Draft versions of a Federal data privacy and breach notification law have been in existence for over a year. The House of Representatives passed a version some months ago, and two versions have been working their way through the US Senate. This week saw a significant advance in the US Senate as the judiciary committee under Senator Patrick Leahy’s leadership passed a version out of committee with a vote along party lines. I think Senate Bill 1151 represents a significant step forward towards a federal law that will replace all of the approximately 45 state laws on breach notification. The law still has to be reconciled with the House version, and a lot can change in the process, but there is general agreement in the business community that one Federal law is preferable to a lot of different state laws. So I think there is a good chance that a Federal privacy law can pass.
Here is a recap of some of the features of the new law that will affect your business:
- You will need to have a written security policy.
- You will need to perform periodic vulnerability assessments.
- You will need to protect data using industry standard practices such as encryption.
- The legal penalties include fines and imprisonment.
- If you share sensitive data with service providers, you must ensure that they protect the data.
- You are responsible for notifying people affected by the data loss.
- There is an expanded definition of “Sensitive Personally Identifiable Information”.
- You will need to maintain audit trails of who accessed sensitive information.
In many ways, the new federal law goes further than most state laws in defining what companies must do to protect sensitive data. The law tries to strike a balance between prescriptive measures, and the evolving nature of threats. In many respects the law comes close to adopting many of the principles of the Payment Card Industry Data Security Standards (PCI DSS), and companies who meet PCI DSS standards will find a lot that is familiar in the law.

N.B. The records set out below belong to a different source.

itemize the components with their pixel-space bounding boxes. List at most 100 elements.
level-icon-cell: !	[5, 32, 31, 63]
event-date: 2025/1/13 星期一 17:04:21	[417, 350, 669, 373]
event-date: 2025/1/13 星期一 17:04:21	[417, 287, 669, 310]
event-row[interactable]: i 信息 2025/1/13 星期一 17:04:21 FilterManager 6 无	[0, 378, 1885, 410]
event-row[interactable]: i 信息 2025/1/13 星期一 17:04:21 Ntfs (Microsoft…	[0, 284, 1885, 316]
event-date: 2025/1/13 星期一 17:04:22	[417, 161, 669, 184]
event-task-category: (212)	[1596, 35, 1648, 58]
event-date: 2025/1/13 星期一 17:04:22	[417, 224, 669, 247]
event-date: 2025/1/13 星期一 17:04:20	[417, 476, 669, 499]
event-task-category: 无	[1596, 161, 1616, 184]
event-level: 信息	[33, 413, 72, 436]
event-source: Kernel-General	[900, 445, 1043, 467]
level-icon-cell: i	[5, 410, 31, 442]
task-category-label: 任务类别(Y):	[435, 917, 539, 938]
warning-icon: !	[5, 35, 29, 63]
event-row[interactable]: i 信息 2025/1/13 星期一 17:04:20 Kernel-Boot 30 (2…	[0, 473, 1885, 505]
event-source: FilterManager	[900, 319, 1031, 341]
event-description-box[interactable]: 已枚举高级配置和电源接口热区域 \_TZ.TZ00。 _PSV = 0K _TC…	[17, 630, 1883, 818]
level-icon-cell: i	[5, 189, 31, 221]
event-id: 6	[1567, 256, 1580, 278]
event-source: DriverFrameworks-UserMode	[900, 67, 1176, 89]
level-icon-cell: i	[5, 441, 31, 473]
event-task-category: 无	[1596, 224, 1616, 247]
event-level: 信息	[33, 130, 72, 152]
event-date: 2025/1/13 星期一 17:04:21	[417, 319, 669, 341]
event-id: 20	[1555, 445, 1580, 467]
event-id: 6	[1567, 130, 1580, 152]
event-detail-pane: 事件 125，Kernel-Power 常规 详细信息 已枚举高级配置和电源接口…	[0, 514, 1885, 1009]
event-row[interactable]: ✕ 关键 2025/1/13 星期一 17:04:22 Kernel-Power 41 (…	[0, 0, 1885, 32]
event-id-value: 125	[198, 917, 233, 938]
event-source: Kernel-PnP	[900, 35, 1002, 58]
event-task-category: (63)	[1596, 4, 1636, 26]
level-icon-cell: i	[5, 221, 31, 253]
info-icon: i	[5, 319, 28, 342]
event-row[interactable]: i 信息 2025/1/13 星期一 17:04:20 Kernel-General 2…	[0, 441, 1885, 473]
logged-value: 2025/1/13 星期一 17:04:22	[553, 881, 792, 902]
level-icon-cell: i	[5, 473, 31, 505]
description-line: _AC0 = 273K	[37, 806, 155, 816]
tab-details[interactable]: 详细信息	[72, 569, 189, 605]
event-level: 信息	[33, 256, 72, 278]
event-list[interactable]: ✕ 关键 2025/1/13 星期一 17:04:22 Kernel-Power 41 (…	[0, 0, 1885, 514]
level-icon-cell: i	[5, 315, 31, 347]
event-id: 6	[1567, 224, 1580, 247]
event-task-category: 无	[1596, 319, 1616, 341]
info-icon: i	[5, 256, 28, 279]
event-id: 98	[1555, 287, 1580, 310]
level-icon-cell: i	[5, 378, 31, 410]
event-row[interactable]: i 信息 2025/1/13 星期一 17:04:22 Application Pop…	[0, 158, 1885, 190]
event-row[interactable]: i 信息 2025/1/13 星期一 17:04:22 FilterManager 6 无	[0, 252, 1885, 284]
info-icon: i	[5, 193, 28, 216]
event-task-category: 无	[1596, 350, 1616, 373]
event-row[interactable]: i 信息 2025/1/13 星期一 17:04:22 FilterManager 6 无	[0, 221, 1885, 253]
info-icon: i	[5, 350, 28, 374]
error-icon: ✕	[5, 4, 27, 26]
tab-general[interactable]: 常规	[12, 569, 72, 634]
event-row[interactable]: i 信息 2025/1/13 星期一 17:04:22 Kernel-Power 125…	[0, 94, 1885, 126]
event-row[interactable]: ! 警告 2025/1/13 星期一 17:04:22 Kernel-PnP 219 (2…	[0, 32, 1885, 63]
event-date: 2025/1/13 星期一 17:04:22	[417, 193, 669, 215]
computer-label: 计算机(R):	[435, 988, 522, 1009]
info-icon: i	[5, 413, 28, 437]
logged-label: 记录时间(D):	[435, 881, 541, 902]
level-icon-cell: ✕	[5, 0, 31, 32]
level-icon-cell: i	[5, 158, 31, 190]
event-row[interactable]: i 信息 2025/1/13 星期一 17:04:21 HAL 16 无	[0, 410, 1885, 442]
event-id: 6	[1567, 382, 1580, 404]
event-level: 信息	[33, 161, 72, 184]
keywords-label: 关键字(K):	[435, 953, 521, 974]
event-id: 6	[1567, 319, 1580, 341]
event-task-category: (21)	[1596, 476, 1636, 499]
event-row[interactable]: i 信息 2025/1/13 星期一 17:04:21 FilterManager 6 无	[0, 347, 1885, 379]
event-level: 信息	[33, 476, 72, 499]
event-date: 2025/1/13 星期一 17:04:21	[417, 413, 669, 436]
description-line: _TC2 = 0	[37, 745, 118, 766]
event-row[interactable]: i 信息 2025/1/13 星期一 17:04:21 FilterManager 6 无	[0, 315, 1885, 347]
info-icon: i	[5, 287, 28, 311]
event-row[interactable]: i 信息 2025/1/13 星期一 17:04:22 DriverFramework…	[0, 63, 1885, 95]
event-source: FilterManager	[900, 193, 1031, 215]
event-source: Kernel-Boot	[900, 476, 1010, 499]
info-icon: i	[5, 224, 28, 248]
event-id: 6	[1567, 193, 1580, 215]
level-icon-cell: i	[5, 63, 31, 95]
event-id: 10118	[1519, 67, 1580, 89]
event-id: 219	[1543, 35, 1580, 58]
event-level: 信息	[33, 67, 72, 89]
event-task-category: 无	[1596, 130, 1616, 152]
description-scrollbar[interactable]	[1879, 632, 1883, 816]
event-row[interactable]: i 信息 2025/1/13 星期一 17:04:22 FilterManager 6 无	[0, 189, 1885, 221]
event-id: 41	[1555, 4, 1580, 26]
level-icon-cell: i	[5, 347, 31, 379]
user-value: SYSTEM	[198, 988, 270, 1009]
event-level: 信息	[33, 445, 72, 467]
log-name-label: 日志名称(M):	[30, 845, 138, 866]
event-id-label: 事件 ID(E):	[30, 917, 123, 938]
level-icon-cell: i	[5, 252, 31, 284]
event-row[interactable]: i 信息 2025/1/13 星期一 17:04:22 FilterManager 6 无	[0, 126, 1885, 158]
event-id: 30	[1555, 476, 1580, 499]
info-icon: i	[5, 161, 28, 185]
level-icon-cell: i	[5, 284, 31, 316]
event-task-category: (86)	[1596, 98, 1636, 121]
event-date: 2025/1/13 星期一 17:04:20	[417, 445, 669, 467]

The definition of Personally Identifiable Information (PII) has expanded pretty dramatically and now includes telephone numbers and mobile device IDs, email addresses, and other information. I will talk about this a bit more in future blogs. I think there are some substantial procedural and technology issues in this area that will affect your approach to protecting data.
As I expected, the Federal law makes reference to industry standards for encryption and key management, and points directly to existing laws such as Gramm-Leach-Bliley (GLBA), the Health Insurance Accountability and Portability Act (HIPAA), and others. The Federal Trade Commission is charged with developing guidelines in this area. I think there is a well-worn template for this type of work that will point directly to the NIST standards and best practices. I believe that companies would do well to be sure that their data protection strategies line up with NIST standards. FIPS-140-2 certification is already required of some private enterprises, and this is probably the direction we are going.